COVID-19 vaccination, the use of nutritional supplements, telehealth, and both male and female infertility are some of the topics addressed by the American Association of Clinical Endocrinology (AACE) in its updated guideline for the care and management of people with or at risk for diabetes mellitus (DM). The guideline, which was last updated in 2014, features 170 evidence-based clinical practice recommendations for DM at every stage, including prevention, diagnosis, and treatment, according to Susan L. Samson, MD, PhD, FRCPC, FACE, and colleagues, authors of the guidelines.
Recommendations are separated into four sections:
› Screening and diagnosis
› Comorbidities and complications
› Management of DM
› New topics related to diabetes (Table)

‘We Aimed to Look at the Whole Patient’

“Due to the growing volume of literature that exists on DM, the updated guideline was 2 to 3 years in the making,” Dr. Samson says. “A key strength of this guideline is that we took a patient-centered approach that goes beyond glucose control. While glucose levels are certainly an important part of DM management, we aimed to look at the whole patient. Does this patient have heart disease or kidney disease? Are they at risk for stroke? This was a paradigm shift that will enable clinicians to tailor the right treatment for their patients with DM who have comorbidities.”

She adds that it is a multidisciplinary, not a one size-fits-all, approach to DM care and management, and the guideline is not directed solely toward endocrinologists, but to primary care and other physicians as well. “For example, obstructive sleep apnea (OSA) is a condition that is underdiagnosed in people with DM,” Dr. Samson says.
“Left untreated, it can lead to other comorbidities and worse QOL.”

Therefore, patients with DM presenting with sleep problems should be screened for OSA, especially if they present with obesity with other clinical features of OSA, she continues.

New Antihyperglycemic and Weight Loss Therapies

Several novel pharmacotherapies, including newer antihyperglycemic therapies and weight-loss medications, are outlined in the guideline. “Today’s treatments have enhanced safety with reduced risk for hypoglycemia, and at least two classes, SGLT2 inhibitors and GLP-1 RAs, have been found to improve outcomes for patients with chronic kidney disease, cardiovascular disease, and/or heart failure, independent of glycemic control,” she says.

New medical treatments have emerged for patients with obesity, with considerable improvements in weight loss. Insulin formulations now include more individual patient profiles and lifestyles, and insulin delivery systems and CGM technologies continue to improve.

Mental illness, particularly depression and diabetes distress, also can affect how effectively persons with diabetes can manage their disease, Dr.

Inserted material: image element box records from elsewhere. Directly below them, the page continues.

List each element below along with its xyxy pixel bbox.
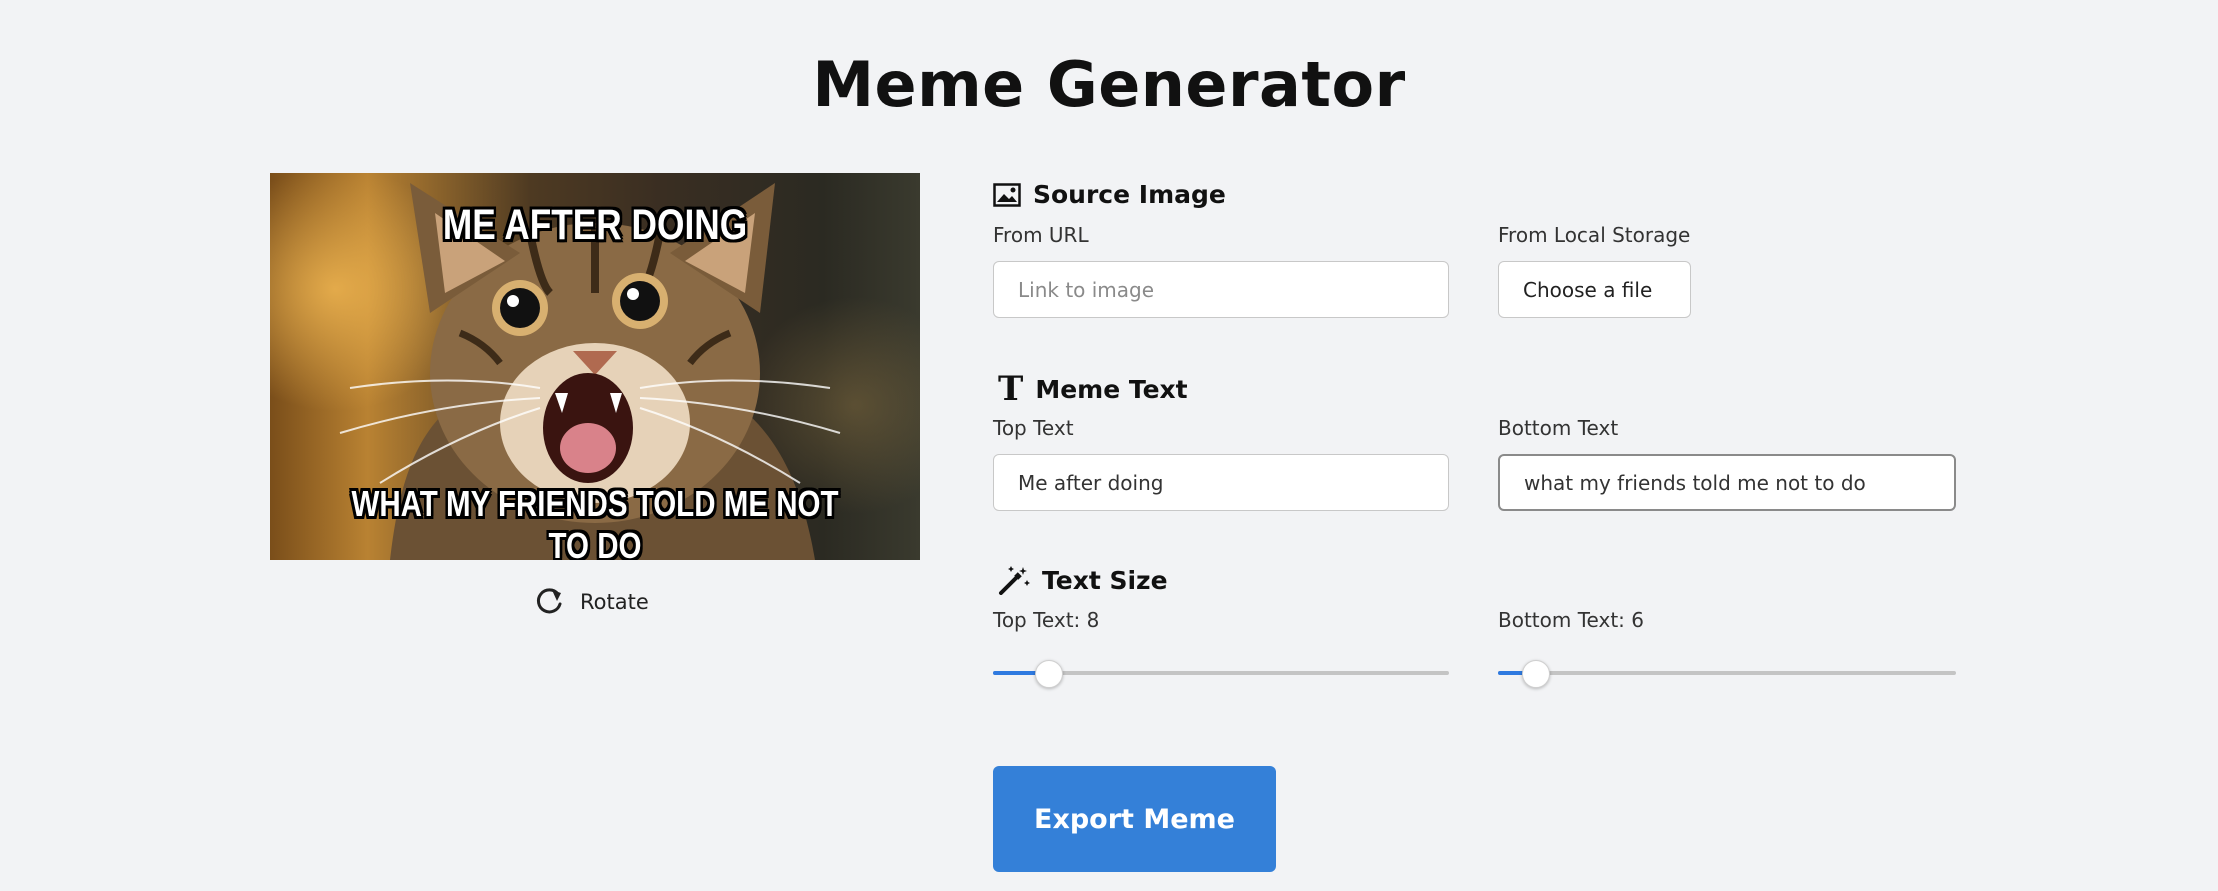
top-text-label: Top Text [993, 416, 1074, 440]
bottom-text-size-slider[interactable] [1498, 658, 1956, 688]
slider-thumb[interactable] [1521, 660, 1550, 688]
slider-track [1498, 671, 1956, 675]
page-title: Meme Generator [812, 48, 1406, 121]
meme-bottom-text: WHAT MY FRIENDS TOLD ME NOT TO DO [351, 483, 839, 560]
meme-text-title: Meme Text [1035, 374, 1188, 404]
text-t-icon: T [998, 369, 1024, 409]
bottom-text-input[interactable] [1498, 454, 1956, 511]
top-text-input[interactable] [993, 454, 1449, 511]
slider-thumb[interactable] [1034, 660, 1063, 688]
magic-wand-icon [999, 566, 1030, 595]
rotate-label: Rotate [580, 590, 649, 614]
bottom-text-size-label: Bottom Text: 6 [1498, 608, 1644, 632]
rotate-button[interactable]: Rotate [532, 584, 649, 620]
meme-top-text: ME AFTER DOING [442, 201, 748, 249]
from-local-storage-label: From Local Storage [1498, 223, 1691, 247]
source-image-heading: Source Image [993, 180, 1226, 209]
meme-preview-image: ME AFTER DOING WHAT MY FRIENDS TOLD ME N… [270, 173, 920, 560]
text-size-title: Text Size [1042, 565, 1168, 595]
image-url-input[interactable] [993, 261, 1449, 318]
from-url-label: From URL [993, 223, 1089, 247]
choose-file-button[interactable]: Choose a file [1498, 261, 1691, 318]
source-image-title: Source Image [1033, 180, 1226, 209]
export-meme-button[interactable]: Export Meme [993, 766, 1276, 872]
image-icon [993, 182, 1021, 207]
text-size-heading: Text Size [998, 565, 1168, 595]
meme-text-heading: T Meme Text [998, 372, 1188, 406]
top-text-size-label: Top Text: 8 [993, 608, 1100, 632]
rotate-clockwise-icon [536, 588, 562, 614]
top-text-size-slider[interactable] [993, 658, 1449, 688]
bottom-text-label: Bottom Text [1498, 416, 1619, 440]
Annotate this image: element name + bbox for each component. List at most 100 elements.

Samson explains. “The guideline suggests that addressing mental health challenges in people with DM can improve their ability to partner with their provider in the management of their disease.”

Exploring the Future of Virtual Medicine

The guideline also includes recommendations for patients with DM working in occupations with public safety implications, such as commercial drivers and airline pilots. “For people with DM working in these professions, continuous glucose monitoring to predict hypoglycemia in real time and pharmacotherapy that minimizes hypoglycemia are recommended as effective strategies,” Dr. Samson notes.

Through the COVID-19 pandemic, virtual telemedicine has grown in popularity, and evidence suggests that virtual care is acceptable for both patients and clinicians and provides outcomes comparable to in office consultations, according to the study team. It is anticipated that “in the near future, telemedicine will become seamlessly integrated into traditional care programs, improving access to care,” the study authors wrote, and that artificial intelligence and
machine-learning applications “will lead to unexpected clinical insights.”

Dr. Samson and colleagues concur that while they share optimism about recent developments in the diagnosis and treatment of DM, access to care and new anti-diabetes agents remains a major challenge and will require greater cooperation between both private and public sectors in the future.